Château d’Esclans Whispering Angel, Côtes de Provence, France 2013 (£16.50, slurp.co.uk)
Sacha Lichine’s set up his Provence estate in 2005 with the aim of making fine (and expensive) rosé. He’s succeeded in both missions with white burgundy-like Garrus (£60 a pop), while this is a gorgeous, subtly insinuating, delicate dry wine.

Aldi Toro Loco Rosé 2014, Utiel-Requena, Spain (£3.79, Aldi)
Like its Spanish red “mad bull” partner from the same shop, this is a good value party bottle, a robustly bramble- and strawberry-fruited partner for a spread of charcuterie or smoky fish and sausages off the barbie.

Cono Sur Bicicleta Pinot Noir Rosé, Bio-Bio, Chile 2014 (£6.99, Tesco)
Gentle in tannin and soft in red fruit even as a red wine, pinot noir is a logical choice for rosé. One of Chile’s best exponents of the grape, Cono Sur, here uses it to make a plump, juicy, but lively blend of cherry-berry fruitiness.
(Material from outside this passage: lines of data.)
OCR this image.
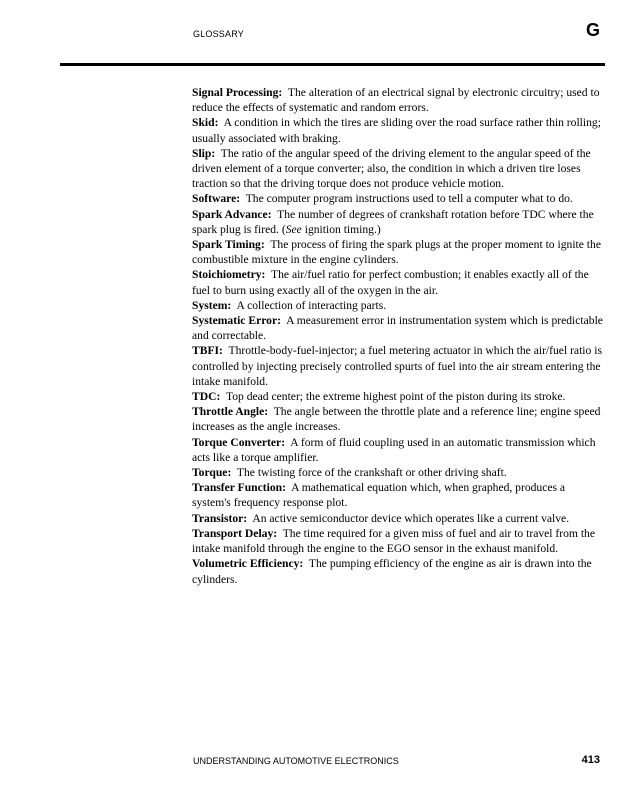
GLOSSARY	G

Signal Processing: The alteration of an electrical signal by electronic circuitry; used to reduce the effects of systematic and random errors.

Skid: A condition in which the tires are sliding over the road surface rather thin rolling; usually associated with braking.

Slip: The ratio of the angular speed of the driving element to the angular speed of the driven element of a torque converter; also, the condition in which a driven tire loses traction so that the driving torque does not produce vehicle motion.

Software: The computer program instructions used to tell a computer what to do.

Spark Advance: The number of degrees of crankshaft rotation before TDC where the spark plug is fired. (See ignition timing.)

Spark Timing: The process of firing the spark plugs at the proper moment to ignite the combustible mixture in the engine cylinders.

Stoichiometry: The air/fuel ratio for perfect combustion; it enables exactly all of the fuel to burn using exactly all of the oxygen in the air.

System: A collection of interacting parts.

Systematic Error: A measurement error in instrumentation system which is predictable and correctable.

TBFI: Throttle-body-fuel-injector; a fuel metering actuator in which the air/fuel ratio is controlled by injecting precisely controlled spurts of fuel into the air stream entering the intake manifold.

TDC: Top dead center; the extreme highest point of the piston during its stroke.

Throttle Angle: The angle between the throttle plate and a reference line; engine speed increases as the angle increases.

Torque Converter: A form of fluid coupling used in an automatic transmission which acts like a torque amplifier.

Torque: The twisting force of the crankshaft or other driving shaft.

Transfer Function: A mathematical equation which, when graphed, produces a system's frequency response plot.

Transistor: An active semiconductor device which operates like a current valve.

Transport Delay: The time required for a given miss of fuel and air to travel from the intake manifold through the engine to the EGO sensor in the exhaust manifold.

Volumetric Efficiency: The pumping efficiency of the engine as air is drawn into the cylinders.

UNDERSTANDING AUTOMOTIVE ELECTRONICS	413
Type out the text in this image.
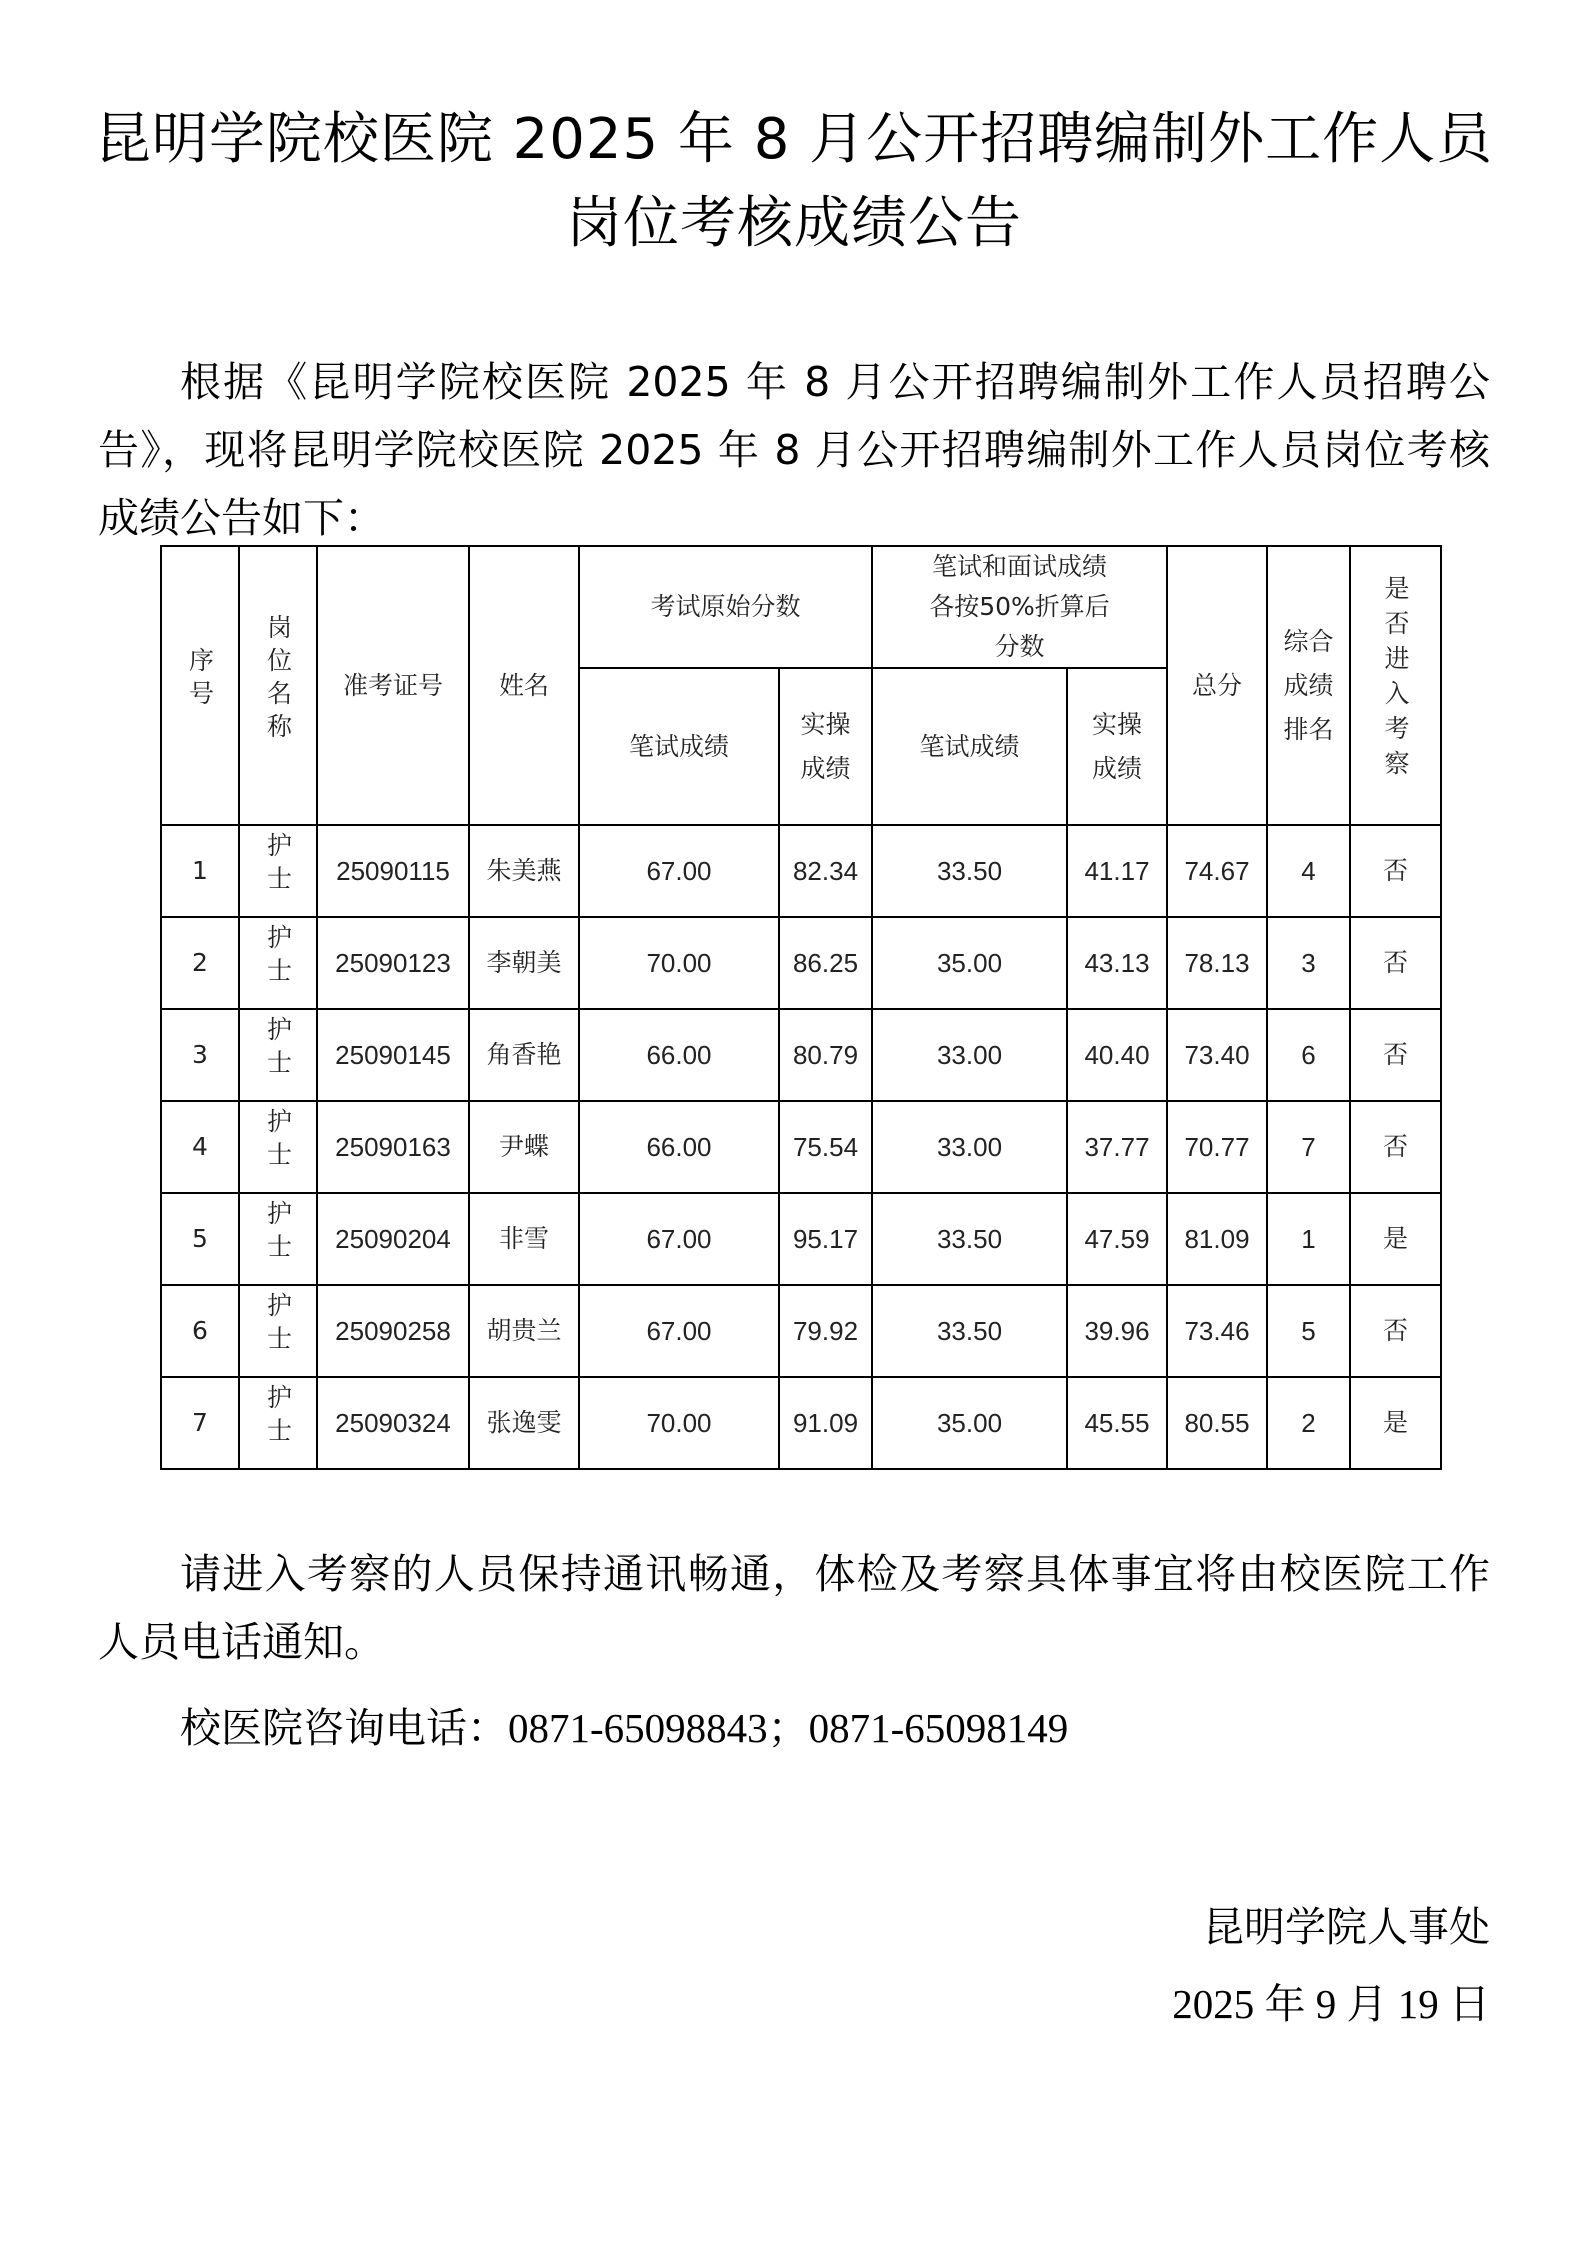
昆明学院校医院 2025 年 8 月公开招聘编制外工作人员
岗位考核成绩公告

根据《昆明学院校医院 2025 年 8 月公开招聘编制外工作人员招聘公告》，现将昆明学院校医院 2025 年 8 月公开招聘编制外工作人员岗位考核成绩公告如下：

序号	岗位名称	准考证号	姓名	考试原始分数		笔试和面试成绩各按50%折算后分数		总分	综合成绩排名	是否进入考察
				笔试成绩	实操成绩	笔试成绩	实操成绩			

1	护士	25090115	朱美燕	67.00	82.34	33.50	41.17	74.67	4	否
2	护士	25090123	李朝美	70.00	86.25	35.00	43.13	78.13	3	否
3	护士	25090145	角香艳	66.00	80.79	33.00	40.40	73.40	6	否
4	护士	25090163	尹蝶	66.00	75.54	33.00	37.77	70.77	7	否
5	护士	25090204	非雪	67.00	95.17	33.50	47.59	81.09	1	是
6	护士	25090258	胡贵兰	67.00	79.92	33.50	39.96	73.46	5	否
7	护士	25090324	张逸雯	70.00	91.09	35.00	45.55	80.55	2	是

请进入考察的人员保持通讯畅通，体检及考察具体事宜将由校医院工作人员电话通知。

校医院咨询电话：0871-65098843；0871-65098149

昆明学院人事处
2025 年 9 月 19 日
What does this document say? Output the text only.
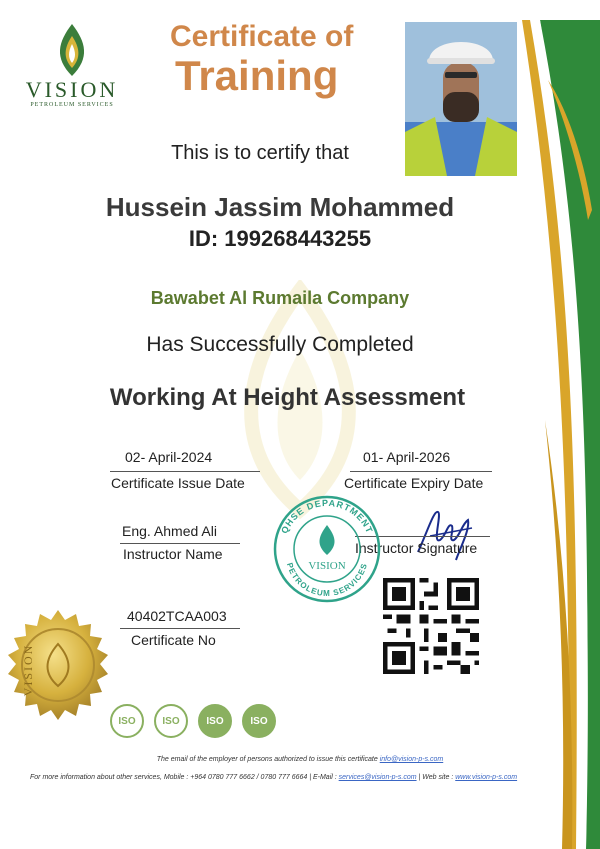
VISION
PETROLEUM SERVICES
Certificate of
Training
This is to certify that
Hussein Jassim Mohammed
ID: 199268443255
Bawabet Al Rumaila Company
Has Successfully Completed
Working At Height Assessment
02- April-2024
Certificate Issue Date
01- April-2026
Certificate Expiry Date
Eng. Ahmed Ali
Instructor Name	Instructor Signature
40402TCAA003
Certificate No
QHSE DEPARTMENT
PETROLEUM SERVICES
VISION
VISION
ISO	ISO	ISO	ISO
The email of the employer of persons authorized to issue this certificate info@vision-p-s.com
For more information about other services, Mobile : +964 0780 777 6662 / 0780 777 6664 | E-Mail : services@vision-p-s.com | Web site : www.vision-p-s.com
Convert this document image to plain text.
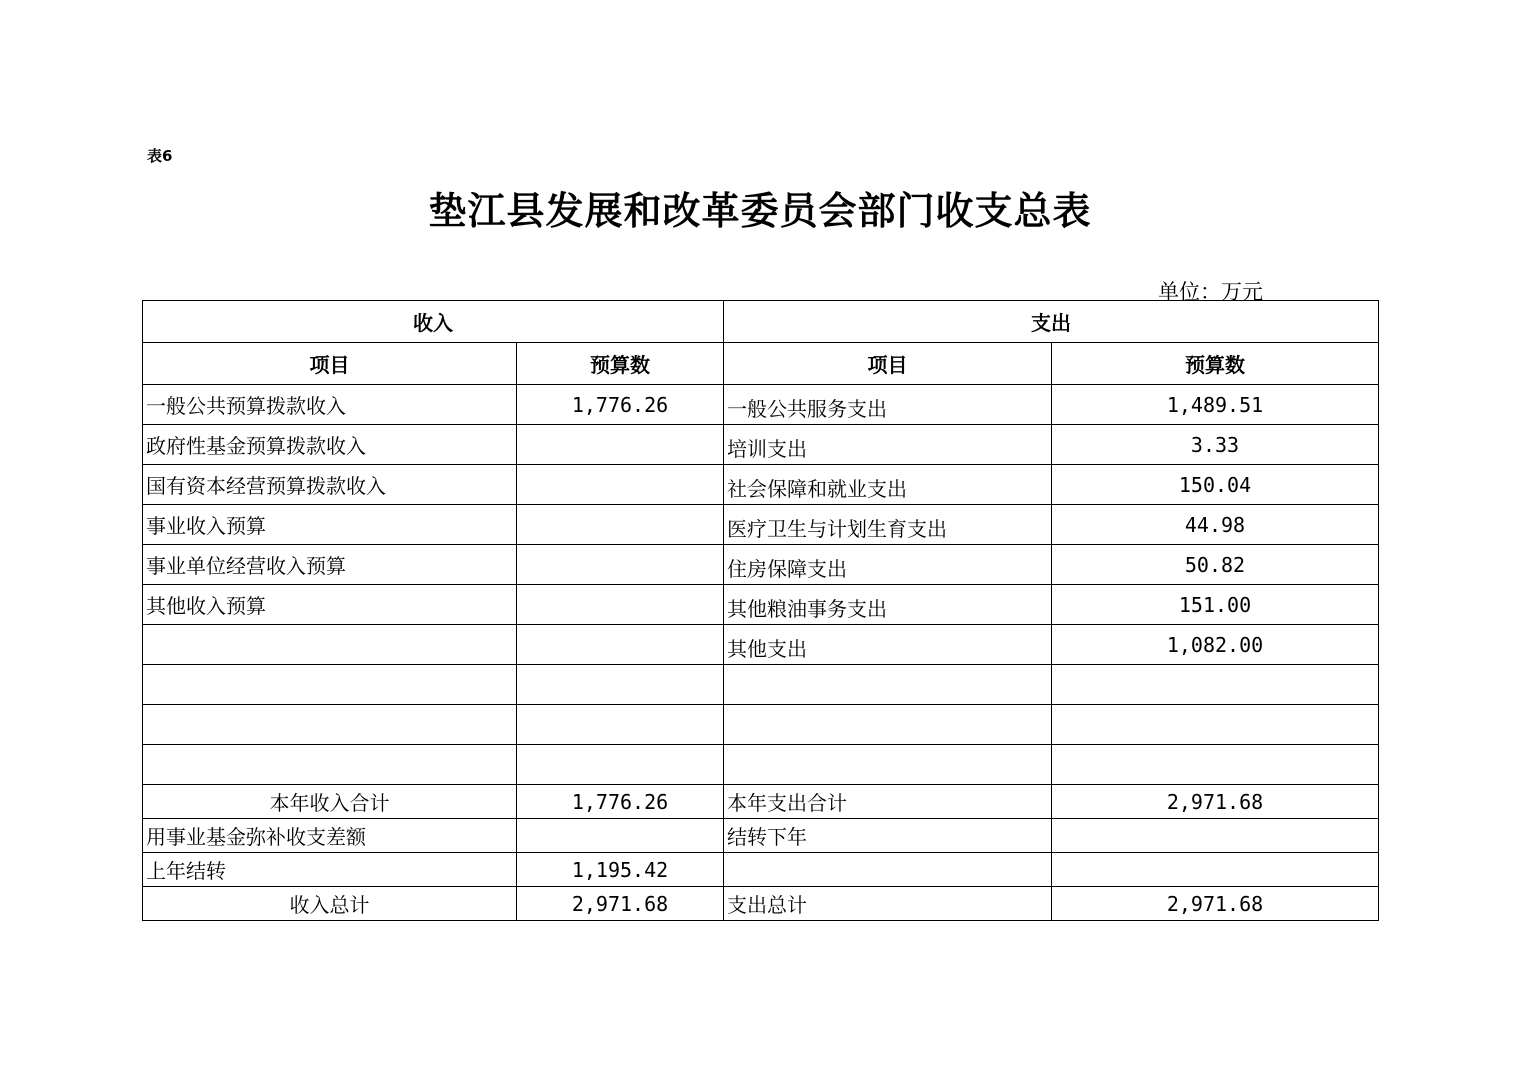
表6
垫江县发展和改革委员会部门收支总表
单位：万元
收入		支出	
项目	预算数	项目	预算数
一般公共预算拨款收入	1,776.26	一般公共服务支出	1,489.51
政府性基金预算拨款收入		培训支出	3.33
国有资本经营预算拨款收入		社会保障和就业支出	150.04
事业收入预算		医疗卫生与计划生育支出	44.98
事业单位经营收入预算		住房保障支出	50.82
其他收入预算		其他粮油事务支出	151.00
		其他支出	1,082.00

本年收入合计	1,776.26	本年支出合计	2,971.68
用事业基金弥补收支差额		结转下年	
上年结转	1,195.42		
收入总计	2,971.68	支出总计	2,971.68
Domaine Gourt de Mautens Rosé, IGP Vaucluse, France 2010 (£44.99, armitwines.co.uk)
Who says rosé can’t be complex? Not Jérôme Bressy, evidently. Based in the village of Rasteau, his gorgeous, pink brings spice, liquorice, garrigue herbs, subtly chewy texture, and a long mineral finish to the pure tangy raspberry.

Graci Etna Rosato, Sicily, Italy 2013 (£16.95, bbr.com)
Grown on the slopes of Mount Etna, nerello mascalese is the grape behind some of Sicily’s most haunting reds. Graci’s rosé is a watercolour rendition of its qualities, with an intense sweet-sour snap of red cherries.